DETROIT (CN) - A Michigan medical examiner did not violate a woman's constitutional rights by removing and later incinerating the brain of her mother, the 6th Circuit ruled.

Karen Waeschle sued Oakland County Medical Examiner Ljubisa Dragovic in 2008 upon learning that after her mother's death, the doctor kept the woman's brain for further study and eventually incinerated it along with other medical waste.

The case eventually made its way to the Michigan Supreme Court, which ruled that, "[a]ssuming the decedent's brain was removed by a medical examiner to conduct a lawful investigation into the decedent's cause of death, the decedent's next of kin does not have a right under Michigan law to possess the brain in order to properly bury or cremate the same after the brain is no longer needed for forensic examination."

Dragovic and the other defendants were granted summary judgment in March 2011, a ruling from which Waeschle sought relief and was denied, leading to the appeal placed before a three-judge panel of the Sixth Circuit.

The panel rejected Waeschle's appeal, holding that, "rather than suggesting that there is a genuine issue of material fact, Waeschle and her attorneys continue to make the same legal arguments that have been rejected repeatedly by this court and others."

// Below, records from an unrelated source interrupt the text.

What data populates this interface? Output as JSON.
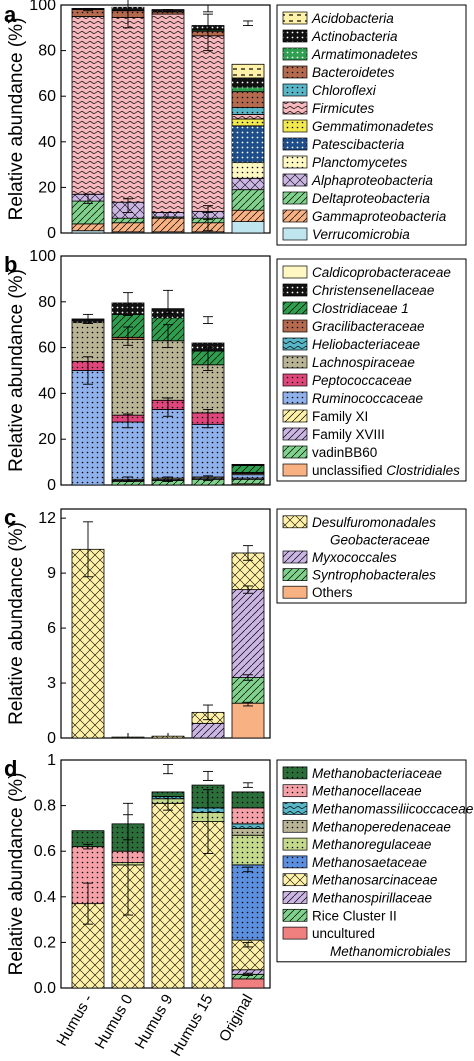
{
  "chart_data": [
    {
      "panel": "a",
      "type": "bar",
      "stacked": true,
      "ylabel": "Relative abundance (%)",
      "ylim": [
        0,
        100
      ],
      "yticks": [
        "0",
        "20",
        "40",
        "60",
        "80",
        "100"
      ],
      "categories": [
        "Humus -",
        "Humus 0",
        "Humus 9",
        "Humus 15",
        "Original"
      ],
      "series": [
        {
          "name": "Acidobacteria",
          "italic": true,
          "color": "#fff2a8",
          "pattern": "dash-black",
          "values": [
            0,
            0,
            0,
            0,
            6
          ]
        },
        {
          "name": "Actinobacteria",
          "italic": true,
          "color": "#111111",
          "pattern": "dots-white",
          "values": [
            0.5,
            1.5,
            1,
            2,
            4
          ]
        },
        {
          "name": "Armatimonadetes",
          "italic": true,
          "color": "#2e9e4f",
          "pattern": "dots-white",
          "values": [
            0,
            0,
            0,
            0.5,
            2
          ]
        },
        {
          "name": "Bacteroidetes",
          "italic": true,
          "color": "#b56a4e",
          "pattern": "dots-black",
          "values": [
            3,
            3,
            1,
            2,
            7
          ]
        },
        {
          "name": "Chloroflexi",
          "italic": true,
          "color": "#57b7c8",
          "pattern": "dots-black",
          "values": [
            0,
            0,
            0,
            0,
            3
          ]
        },
        {
          "name": "Firmicutes",
          "italic": true,
          "color": "#f6b8bd",
          "pattern": "wave-black",
          "values": [
            78,
            81,
            87,
            77,
            2
          ]
        },
        {
          "name": "Gemmatimonadetes",
          "italic": true,
          "color": "#f2e94e",
          "pattern": "dots-black",
          "values": [
            0,
            0,
            0,
            0,
            3
          ]
        },
        {
          "name": "Patescibacteria",
          "italic": true,
          "color": "#1d4e89",
          "pattern": "dots-white",
          "values": [
            0,
            0,
            0,
            0,
            16
          ]
        },
        {
          "name": "Planctomycetes",
          "italic": true,
          "color": "#fff8c2",
          "pattern": "dots-black",
          "values": [
            0,
            0,
            0,
            0,
            7
          ]
        },
        {
          "name": "Alphaproteobacteria",
          "italic": true,
          "color": "#cbb5e3",
          "pattern": "cross-black",
          "values": [
            3,
            7,
            2,
            3,
            5
          ]
        },
        {
          "name": "Deltaproteobacteria",
          "italic": true,
          "color": "#7fd18b",
          "pattern": "diag-black",
          "values": [
            10,
            2,
            0.5,
            2,
            9
          ]
        },
        {
          "name": "Gammaproteobacteria",
          "italic": true,
          "color": "#f7b183",
          "pattern": "diag-black",
          "values": [
            3,
            4,
            6,
            4,
            5
          ]
        },
        {
          "name": "Verrucomicrobia",
          "italic": true,
          "color": "#bfe5ee",
          "pattern": "none",
          "values": [
            1,
            0.5,
            0.5,
            0.5,
            5
          ]
        }
      ],
      "error_bars": [
        {
          "category": "Humus -",
          "series": "Firmicutes",
          "y": 98,
          "err": 0.5
        },
        {
          "category": "Humus 0",
          "series": "Firmicutes",
          "y": 98,
          "err": 8
        },
        {
          "category": "Humus 9",
          "series": "Firmicutes",
          "y": 97.5,
          "err": 0.5
        },
        {
          "category": "Humus 15",
          "series": "Firmicutes",
          "y": 88,
          "err": 8
        },
        {
          "category": "Humus 15",
          "series": "Firmicutes",
          "y": 98.5,
          "err": 1.5
        },
        {
          "category": "Humus -",
          "series": "Deltaproteobacteria",
          "y": 15,
          "err": 2
        },
        {
          "category": "Humus 0",
          "series": "Alphaproteobacteria",
          "y": 12,
          "err": 3
        },
        {
          "category": "Humus 9",
          "series": "Alphaproteobacteria",
          "y": 8,
          "err": 1
        },
        {
          "category": "Humus 15",
          "series": "Alphaproteobacteria",
          "y": 9,
          "err": 3
        },
        {
          "category": "Humus 15",
          "series": "Gammaproteobacteria",
          "y": 5,
          "err": 4
        },
        {
          "category": "Original",
          "series": "Acidobacteria",
          "y": 92,
          "err": 1
        }
      ]
    },
    {
      "panel": "b",
      "type": "bar",
      "stacked": true,
      "ylabel": "Relative abundance (%)",
      "ylim": [
        0,
        100
      ],
      "yticks": [
        "0",
        "20",
        "40",
        "60",
        "80",
        "100"
      ],
      "categories": [
        "Humus -",
        "Humus 0",
        "Humus 9",
        "Humus 15",
        "Original"
      ],
      "series": [
        {
          "name": "Caldicoprobacteraceae",
          "italic": true,
          "color": "#fff8c2",
          "pattern": "none",
          "values": [
            0,
            0,
            0,
            0,
            0
          ]
        },
        {
          "name": "Christensenellaceae",
          "italic": true,
          "color": "#111111",
          "pattern": "dots-white",
          "values": [
            1.5,
            5,
            4,
            3.5,
            0.5
          ]
        },
        {
          "name": "Clostridiaceae 1",
          "italic": true,
          "color": "#2e9e4f",
          "pattern": "diag-black",
          "values": [
            0,
            10,
            10,
            6,
            3
          ]
        },
        {
          "name": "Gracilibacteraceae",
          "italic": true,
          "color": "#b56a4e",
          "pattern": "dots-black",
          "values": [
            0,
            1,
            0,
            0,
            0.5
          ]
        },
        {
          "name": "Heliobacteriaceae",
          "italic": true,
          "color": "#57b7c8",
          "pattern": "wave-black",
          "values": [
            0,
            0,
            0,
            0,
            0
          ]
        },
        {
          "name": "Lachnospiraceae",
          "italic": true,
          "color": "#b8b494",
          "pattern": "dots-black",
          "values": [
            17,
            33,
            26,
            21,
            0.5
          ]
        },
        {
          "name": "Peptococcaceae",
          "italic": true,
          "color": "#e0457b",
          "pattern": "dots-black",
          "values": [
            4,
            3,
            4,
            5,
            0
          ]
        },
        {
          "name": "Ruminococcaceae",
          "italic": true,
          "color": "#8fb1ec",
          "pattern": "dots-black",
          "values": [
            50,
            25,
            30,
            23,
            1.5
          ]
        },
        {
          "name": "Family XI",
          "italic": false,
          "color": "#fff2a8",
          "pattern": "diag-black",
          "values": [
            0,
            0.5,
            0.5,
            0.5,
            0
          ]
        },
        {
          "name": "Family XVIII",
          "italic": false,
          "color": "#cbb5e3",
          "pattern": "diag-black",
          "values": [
            0,
            0.5,
            0.5,
            0.5,
            0.5
          ]
        },
        {
          "name": "vadinBB60",
          "italic": false,
          "color": "#7fd18b",
          "pattern": "diag-black",
          "values": [
            0,
            1.5,
            2,
            2.5,
            2
          ]
        },
        {
          "name": "unclassified Clostridiales",
          "italic_word": "Clostridiales",
          "prefix": "unclassified ",
          "color": "#f7b183",
          "pattern": "none",
          "values": [
            0,
            0,
            0,
            0,
            0.5
          ]
        }
      ],
      "error_bars": [
        {
          "category": "Humus -",
          "series": "Christensenellaceae",
          "y": 72.5,
          "err": 2
        },
        {
          "category": "Humus 0",
          "series": "Christensenellaceae",
          "y": 79,
          "err": 5
        },
        {
          "category": "Humus 9",
          "series": "Christensenellaceae",
          "y": 80,
          "err": 5
        },
        {
          "category": "Humus 15",
          "series": "Christensenellaceae",
          "y": 72,
          "err": 1.5
        },
        {
          "category": "Humus -",
          "series": "Ruminococcaceae",
          "y": 50,
          "err": 6
        },
        {
          "category": "Humus 0",
          "series": "Lachnospiraceae",
          "y": 65,
          "err": 4
        },
        {
          "category": "Humus 0",
          "series": "Ruminococcaceae",
          "y": 28,
          "err": 3
        },
        {
          "category": "Humus 9",
          "series": "Lachnospiraceae",
          "y": 65,
          "err": 5
        },
        {
          "category": "Humus 9",
          "series": "Ruminococcaceae",
          "y": 34,
          "err": 4
        },
        {
          "category": "Humus 15",
          "series": "Lachnospiraceae",
          "y": 55,
          "err": 5
        },
        {
          "category": "Humus 15",
          "series": "Ruminococcaceae",
          "y": 29,
          "err": 4
        },
        {
          "category": "Humus 0",
          "series": "vadinBB60",
          "y": 2.5,
          "err": 1
        },
        {
          "category": "Humus 9",
          "series": "vadinBB60",
          "y": 2.5,
          "err": 1
        },
        {
          "category": "Humus 15",
          "series": "vadinBB60",
          "y": 3,
          "err": 1
        }
      ]
    },
    {
      "panel": "c",
      "type": "bar",
      "stacked": true,
      "ylabel": "Relative abundance (%)",
      "ylim": [
        0,
        12.5
      ],
      "yticks": [
        "0",
        "3",
        "6",
        "9",
        "12"
      ],
      "categories": [
        "Humus -",
        "Humus 0",
        "Humus 9",
        "Humus 15",
        "Original"
      ],
      "series": [
        {
          "name": "Desulfuromonadales",
          "subname": "Geobacteraceae",
          "italic": true,
          "color": "#fff2a8",
          "pattern": "cross-black",
          "values": [
            10.3,
            0.05,
            0.1,
            0.6,
            2
          ]
        },
        {
          "name": "Myxococcales",
          "italic": true,
          "color": "#cbb5e3",
          "pattern": "diag-black",
          "values": [
            0,
            0,
            0,
            0.8,
            4.8
          ]
        },
        {
          "name": "Syntrophobacterales",
          "italic": true,
          "color": "#7fd18b",
          "pattern": "diag-black",
          "values": [
            0,
            0,
            0,
            0,
            1.4
          ]
        },
        {
          "name": "Others",
          "italic": false,
          "color": "#f7b183",
          "pattern": "none",
          "values": [
            0,
            0,
            0,
            0,
            1.9
          ]
        }
      ],
      "stack_order_bottom_to_top": [
        "Others",
        "Syntrophobacterales",
        "Myxococcales",
        "Desulfuromonadales"
      ],
      "error_bars": [
        {
          "category": "Humus -",
          "series": "Desulfuromonadales",
          "y": 10.3,
          "err": 1.5
        },
        {
          "category": "Humus 15",
          "series": "Desulfuromonadales",
          "y": 1.4,
          "err": 0.4
        },
        {
          "category": "Original",
          "series": "Desulfuromonadales",
          "y": 10.1,
          "err": 0.4
        },
        {
          "category": "Original",
          "series": "Myxococcales",
          "y": 8.1,
          "err": 0.2
        },
        {
          "category": "Original",
          "series": "Syntrophobacterales",
          "y": 3.3,
          "err": 0.15
        },
        {
          "category": "Original",
          "series": "Others",
          "y": 1.85,
          "err": 0.1
        }
      ]
    },
    {
      "panel": "d",
      "type": "bar",
      "stacked": true,
      "ylabel": "Relative abundance (%)",
      "ylim": [
        0,
        1
      ],
      "yticks": [
        "0.0",
        "0.2",
        "0.4",
        "0.6",
        "0.8",
        "1"
      ],
      "categories": [
        "Humus -",
        "Humus 0",
        "Humus 9",
        "Humus 15",
        "Original"
      ],
      "series": [
        {
          "name": "Methanobacteriaceae",
          "italic": true,
          "color": "#2b6e3a",
          "pattern": "dots-black",
          "values": [
            0.07,
            0.12,
            0.02,
            0.1,
            0.07
          ]
        },
        {
          "name": "Methanocellaceae",
          "italic": true,
          "color": "#f6a1a8",
          "pattern": "dots-black",
          "values": [
            0.25,
            0.05,
            0,
            0,
            0.07
          ]
        },
        {
          "name": "Methanomassiliicoccaceae",
          "italic": true,
          "color": "#57b7c8",
          "pattern": "wave-black",
          "values": [
            0,
            0,
            0.01,
            0.02,
            0.02
          ]
        },
        {
          "name": "Methanoperedenaceae",
          "italic": true,
          "color": "#b8b494",
          "pattern": "dots-black",
          "values": [
            0,
            0,
            0,
            0,
            0.03
          ]
        },
        {
          "name": "Methanoregulaceae",
          "italic": true,
          "color": "#c4d98a",
          "pattern": "dots-black",
          "values": [
            0,
            0.01,
            0.02,
            0.04,
            0.13
          ]
        },
        {
          "name": "Methanosaetaceae",
          "italic": true,
          "color": "#5b8fe0",
          "pattern": "dots-black",
          "values": [
            0,
            0,
            0,
            0,
            0.33
          ]
        },
        {
          "name": "Methanosarcinaceae",
          "italic": true,
          "color": "#fff2a8",
          "pattern": "cross-black",
          "values": [
            0.37,
            0.54,
            0.81,
            0.73,
            0.13
          ]
        },
        {
          "name": "Methanospirillaceae",
          "italic": true,
          "color": "#cbb5e3",
          "pattern": "diag-black",
          "values": [
            0,
            0,
            0,
            0,
            0.02
          ]
        },
        {
          "name": "Rice Cluster II",
          "italic": false,
          "color": "#7fd18b",
          "pattern": "diag-black",
          "values": [
            0,
            0,
            0,
            0,
            0.02
          ]
        },
        {
          "name": "uncultured",
          "subname": "Methanomicrobiales",
          "italic": false,
          "color": "#f08080",
          "pattern": "none",
          "values": [
            0,
            0,
            0,
            0,
            0.04
          ]
        }
      ],
      "error_bars": [
        {
          "category": "Humus 0",
          "series": "Methanobacteriaceae",
          "y": 0.73,
          "err": 0.08
        },
        {
          "category": "Humus 0",
          "series": "Methanosarcinaceae",
          "y": 0.54,
          "err": 0.22
        },
        {
          "category": "Humus -",
          "series": "Methanosarcinaceae",
          "y": 0.37,
          "err": 0.09
        },
        {
          "category": "Humus -",
          "series": "Methanocellaceae",
          "y": 0.62,
          "err": 0.01
        },
        {
          "category": "Humus 9",
          "series": "Methanobacteriaceae",
          "y": 0.96,
          "err": 0.02
        },
        {
          "category": "Humus 9",
          "series": "Methanosarcinaceae",
          "y": 0.81,
          "err": 0.03
        },
        {
          "category": "Humus 15",
          "series": "Methanobacteriaceae",
          "y": 0.93,
          "err": 0.02
        },
        {
          "category": "Humus 15",
          "series": "Methanosarcinaceae",
          "y": 0.73,
          "err": 0.14
        },
        {
          "category": "Original",
          "series": "Methanobacteriaceae",
          "y": 0.89,
          "err": 0.01
        },
        {
          "category": "Original",
          "series": "Methanosaetaceae",
          "y": 0.52,
          "err": 0.01
        },
        {
          "category": "Original",
          "series": "Methanosarcinaceae",
          "y": 0.19,
          "err": 0.01
        },
        {
          "category": "Original",
          "series": "Rice Cluster II",
          "y": 0.06,
          "err": 0.005
        }
      ]
    }
  ]
}
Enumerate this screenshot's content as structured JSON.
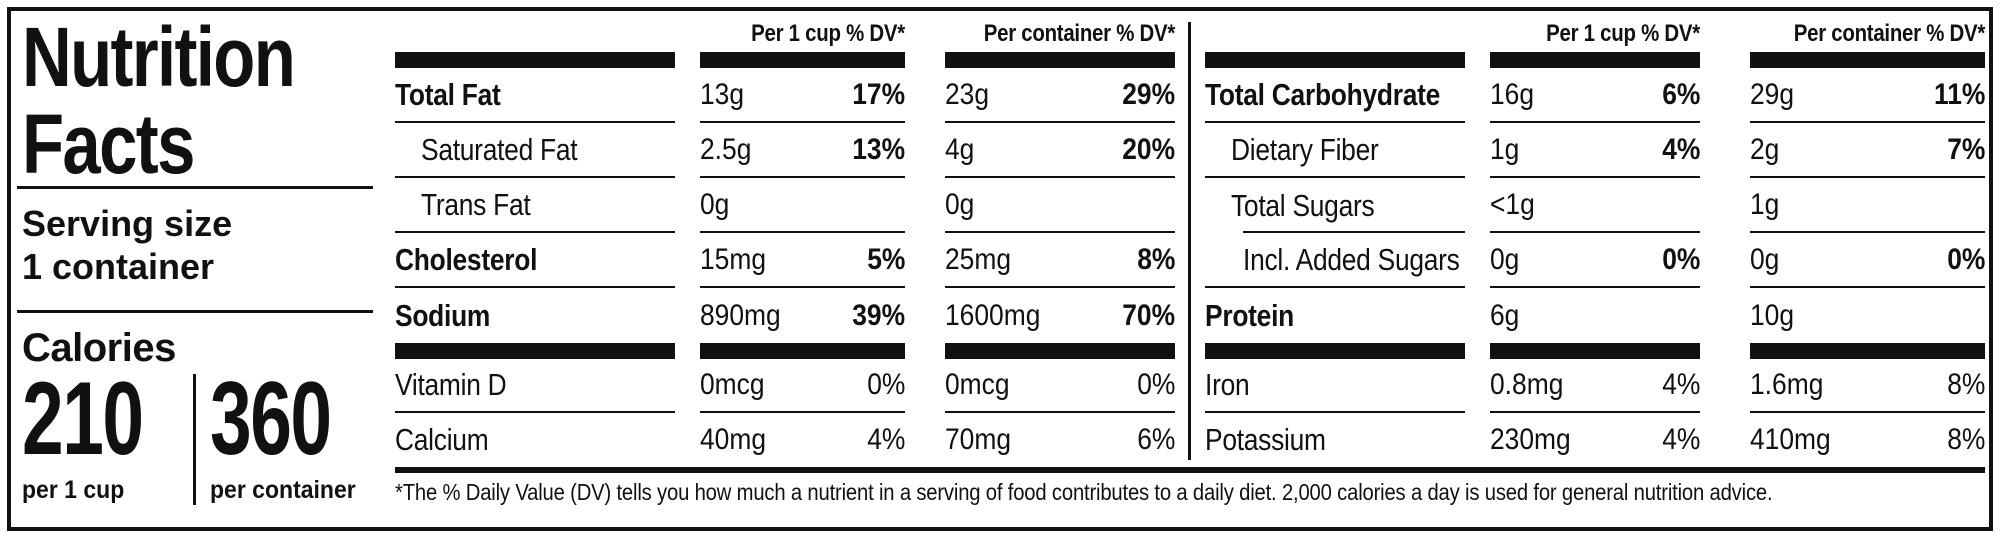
{
  "colors": {
    "ink": "#111111",
    "paper": "#ffffff"
  },
  "header_panel": {
    "title_line1": "Nutrition",
    "title_line2": "Facts",
    "serving_size_label": "Serving size",
    "serving_size_value": "1 container",
    "calories": {
      "label": "Calories",
      "per_cup_value": "210",
      "per_cup_caption": "per 1 cup",
      "per_container_value": "360",
      "per_container_caption": "per container"
    }
  },
  "column_headers": {
    "per_cup": "Per 1 cup % DV*",
    "per_container": "Per container % DV*"
  },
  "nutrient_table_left": {
    "main_rows": [
      {
        "name": "Total Fat",
        "name_bold": true,
        "indent": 0,
        "cup_amount": "13g",
        "cup_dv": "17%",
        "cont_amount": "23g",
        "cont_dv": "29%",
        "dv_bold": true
      },
      {
        "name": "Saturated Fat",
        "name_bold": false,
        "indent": 1,
        "cup_amount": "2.5g",
        "cup_dv": "13%",
        "cont_amount": "4g",
        "cont_dv": "20%",
        "dv_bold": true
      },
      {
        "name": "Trans Fat",
        "name_bold": false,
        "indent": 1,
        "cup_amount": "0g",
        "cup_dv": "",
        "cont_amount": "0g",
        "cont_dv": "",
        "dv_bold": false
      },
      {
        "name": "Cholesterol",
        "name_bold": true,
        "indent": 0,
        "cup_amount": "15mg",
        "cup_dv": "5%",
        "cont_amount": "25mg",
        "cont_dv": "8%",
        "dv_bold": true
      },
      {
        "name": "Sodium",
        "name_bold": true,
        "indent": 0,
        "cup_amount": "890mg",
        "cup_dv": "39%",
        "cont_amount": "1600mg",
        "cont_dv": "70%",
        "dv_bold": true
      }
    ],
    "micro_rows": [
      {
        "name": "Vitamin D",
        "name_bold": false,
        "indent": 0,
        "cup_amount": "0mcg",
        "cup_dv": "0%",
        "cont_amount": "0mcg",
        "cont_dv": "0%",
        "dv_bold": false
      },
      {
        "name": "Calcium",
        "name_bold": false,
        "indent": 0,
        "cup_amount": "40mg",
        "cup_dv": "4%",
        "cont_amount": "70mg",
        "cont_dv": "6%",
        "dv_bold": false
      }
    ]
  },
  "nutrient_table_right": {
    "main_rows": [
      {
        "name": "Total Carbohydrate",
        "name_bold": true,
        "indent": 0,
        "cup_amount": "16g",
        "cup_dv": "6%",
        "cont_amount": "29g",
        "cont_dv": "11%",
        "dv_bold": true
      },
      {
        "name": "Dietary Fiber",
        "name_bold": false,
        "indent": 1,
        "cup_amount": "1g",
        "cup_dv": "4%",
        "cont_amount": "2g",
        "cont_dv": "7%",
        "dv_bold": true
      },
      {
        "name": "Total Sugars",
        "name_bold": false,
        "indent": 1,
        "cup_amount": "<1g",
        "cup_dv": "",
        "cont_amount": "1g",
        "cont_dv": "",
        "dv_bold": false,
        "rule_below_indented": true
      },
      {
        "name": "Incl. Added Sugars",
        "name_bold": false,
        "indent": 2,
        "cup_amount": "0g",
        "cup_dv": "0%",
        "cont_amount": "0g",
        "cont_dv": "0%",
        "dv_bold": true
      },
      {
        "name": "Protein",
        "name_bold": true,
        "indent": 0,
        "cup_amount": "6g",
        "cup_dv": "",
        "cont_amount": "10g",
        "cont_dv": "",
        "dv_bold": false
      }
    ],
    "micro_rows": [
      {
        "name": "Iron",
        "name_bold": false,
        "indent": 0,
        "cup_amount": "0.8mg",
        "cup_dv": "4%",
        "cont_amount": "1.6mg",
        "cont_dv": "8%",
        "dv_bold": false
      },
      {
        "name": "Potassium",
        "name_bold": false,
        "indent": 0,
        "cup_amount": "230mg",
        "cup_dv": "4%",
        "cont_amount": "410mg",
        "cont_dv": "8%",
        "dv_bold": false
      }
    ]
  },
  "footnote": "*The % Daily Value (DV) tells you how much a nutrient in a serving of food contributes to a daily diet. 2,000 calories a day is used for general nutrition advice."
}
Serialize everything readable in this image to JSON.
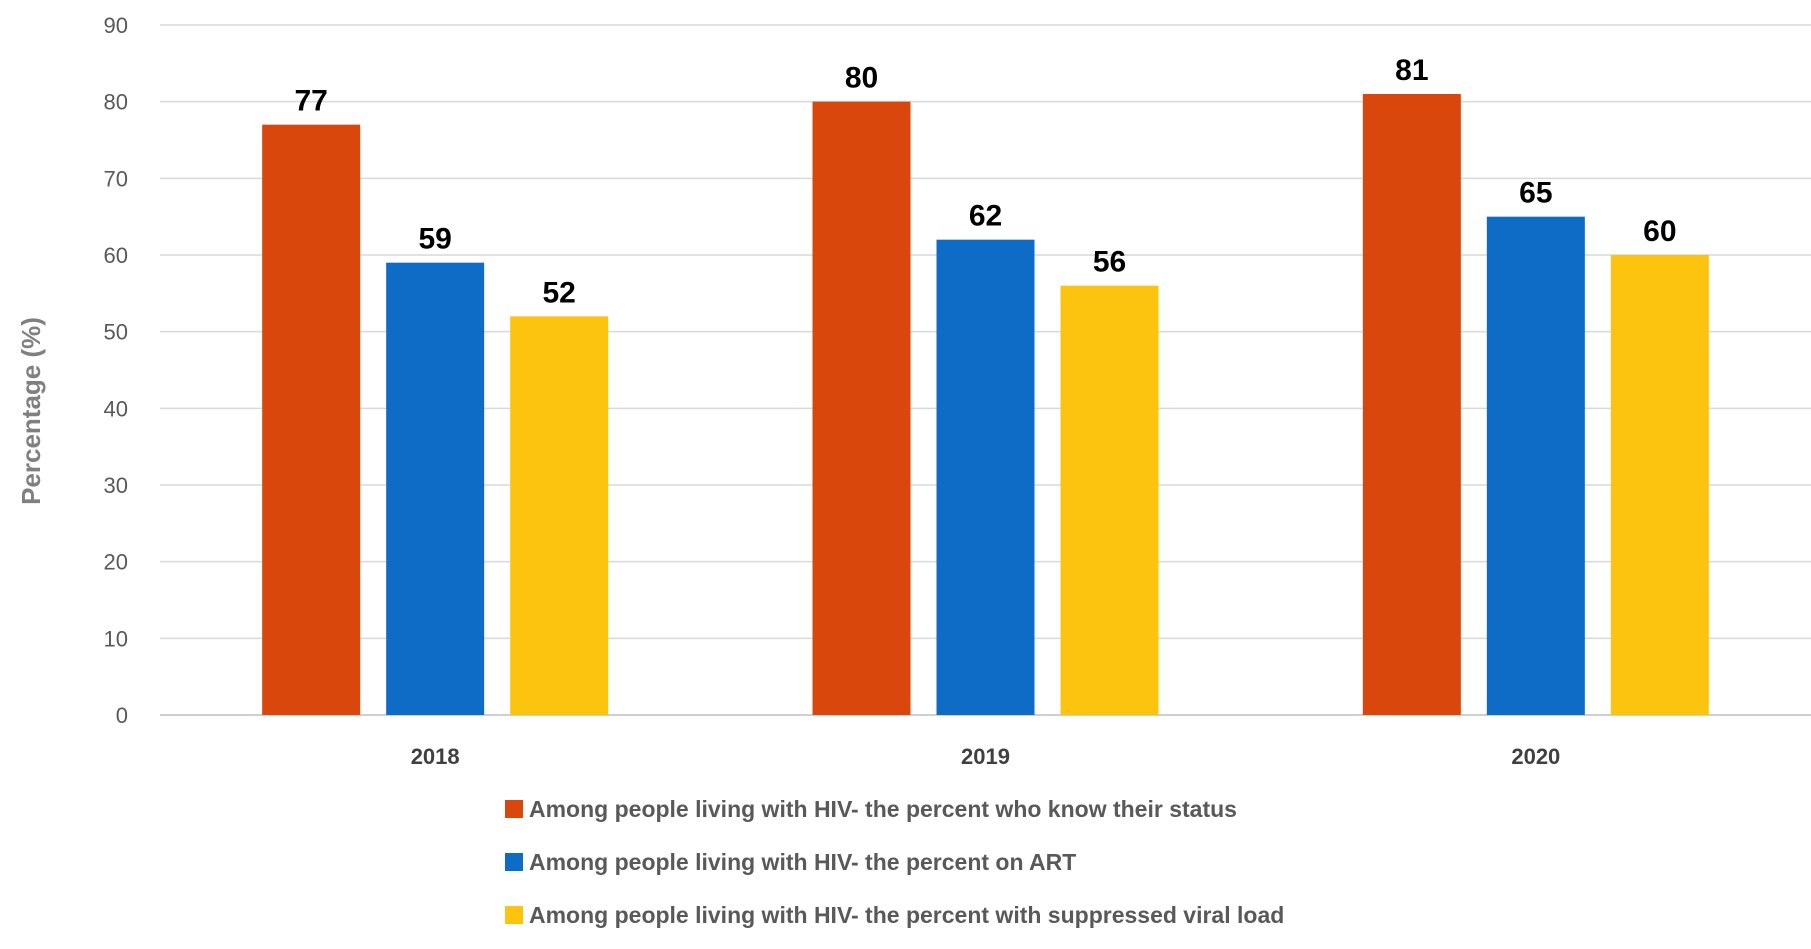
{
  "chart_data": {
    "type": "bar",
    "categories": [
      "2018",
      "2019",
      "2020"
    ],
    "series": [
      {
        "name": "Among people living with HIV- the percent who know their status",
        "color": "#D9470C",
        "values": [
          77,
          80,
          81
        ]
      },
      {
        "name": "Among people living with HIV- the percent on ART",
        "color": "#0F6CC6",
        "values": [
          59,
          62,
          65
        ]
      },
      {
        "name": "Among people living with HIV- the percent with suppressed viral load",
        "color": "#FDC40F",
        "values": [
          52,
          56,
          60
        ]
      }
    ],
    "title": "",
    "xlabel": "",
    "ylabel": "Percentage (%)",
    "ylim": [
      0,
      90
    ],
    "yticks": [
      0,
      10,
      20,
      30,
      40,
      50,
      60,
      70,
      80,
      90
    ],
    "grid": true,
    "legend_position": "bottom",
    "data_labels": true
  }
}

The argument presented by Waeschle involved Whaley v. County of Tuscola, but the panel ruled that "the two cases are distinguishable... [because Whaley] involved the unauthorized harvesting of eyes and corneas for donation purposes, whereas this case concerns the removal of an organ for a lawful investigation."

The judges noted that Waeschle based her argument her having a "'fundamental right to receive and dispose of the body of her deceased mother.' However... despite Waeschle's occasional use of the phrase 'fundamental right' in her filings before the district court, she never developed an argument on this front, despite several opportunities to do so."

In addition to affirming the district court's dismissal of the case, the panel also denied the defendant's motion for sanctions against Waeschle, but noted that "today's opinion shall serve as an admonition... that future failures to acknowledge clear precedent may result in the imposition of sanctions."